Okulu teneffüs boyunca gezdik. Bir yandan da Dean'e tanıttık. Çıkışta beraber yürümeye karar verdik. O da beni evime bırakacakti. Yolda yürürken bir ağacin arkasından bizi izleyen bir adam gördüm... Göz göze gelince bakışlarını keserek arkasını döndü. Siyah deri ceketiyle ortadan hızlıca kayboldu. Bir an korktum sonra Dean 'e baktım söyleyip söylememek arasında gidip geldim. Belki de abartıyordum zaten bugünlerde iyi değildim. Bana nolduğunu anlayamıyordum. Tuhaf şeyler görüyordum. Lanet olası bir sembol. Ve bir tür tüylü hayvanlar. O sırada karşımızdan gelen yanında da tasmayla bağlı olan bir köpek vardı. Sanırım bir kurt köpekti. Evet bir kurttu. Şaşırtıcı bir şekilde Dean 'e bakıyordu. Ben de tuhaf hissetmiştim.Off  Yine paranoyaklaşmıştım.
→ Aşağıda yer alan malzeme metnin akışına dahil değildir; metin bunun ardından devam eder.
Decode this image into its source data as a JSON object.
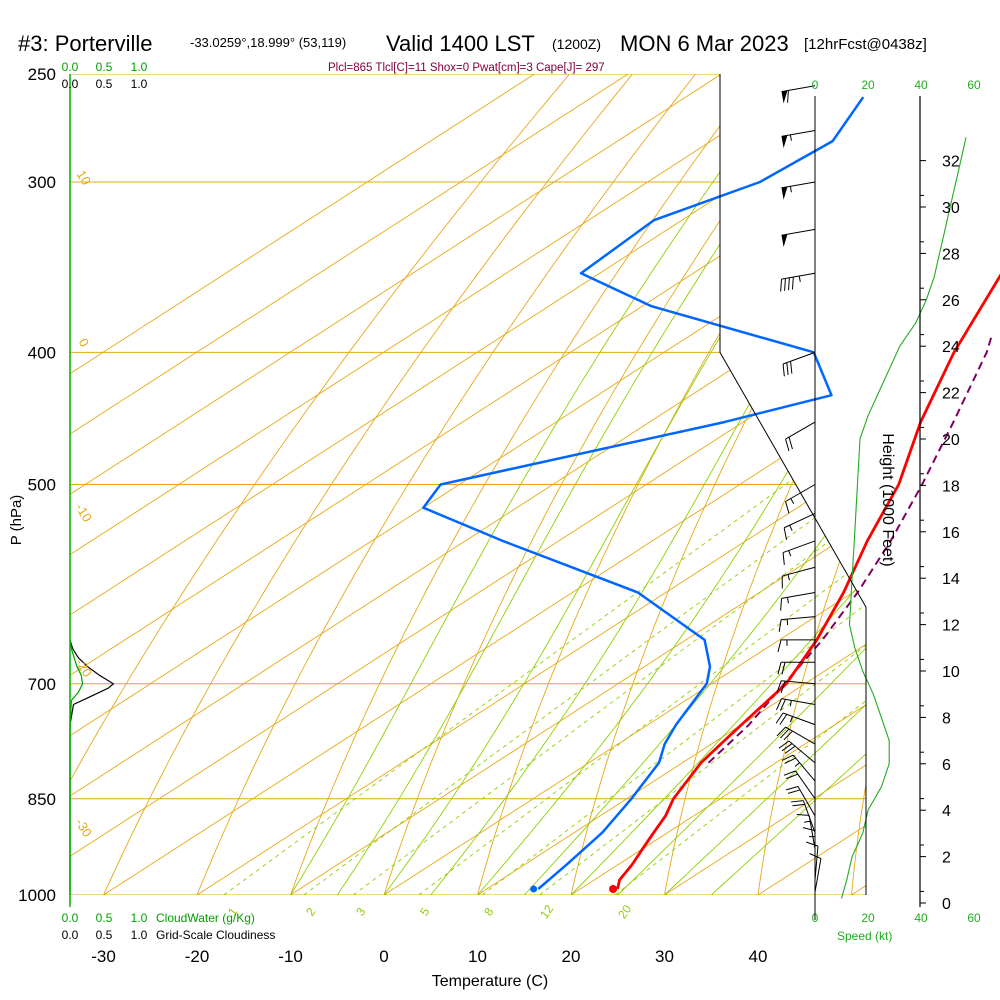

Neyse...

Bir süre daha yürüdükten sonra evime geldik.Dean bir süre sesizce bana baktı. O an gözlerinin açık kahverengi olduğunu anladım ve bir ara fazla açık geldi ama galiba altında durduğumuz sarı ışıktan olsa gerek hem sarımsı gözleri olsa sabahtan anlardım zaten. Galiba sussam iyi olacak. İç sesim konuşmaya başladı mı susmuyor.

"Bugün bana okulu gezdirdiğin için teşekkür ederim" dedi. Bende saçma düşüncelerden sıyrılmaya çalışarak.

"Önemli değil benim için de iyi oldu zaten" diye karşılık verdim. Bana çok tatlı bir şekilde gülümsedi. Bir anda tuhaf hissettim. Tuhaf kelimesi bugünlük yeter bence. Vedalaşmamızı yaparak ayrıldık. Eve girdiğimde derhal odama gittim. Yüzüme bir gülümseme yerleştirip kendimi yatağa attım ama sanki tuhaf şeyler ... Off yine mi tuhaf dedim ben.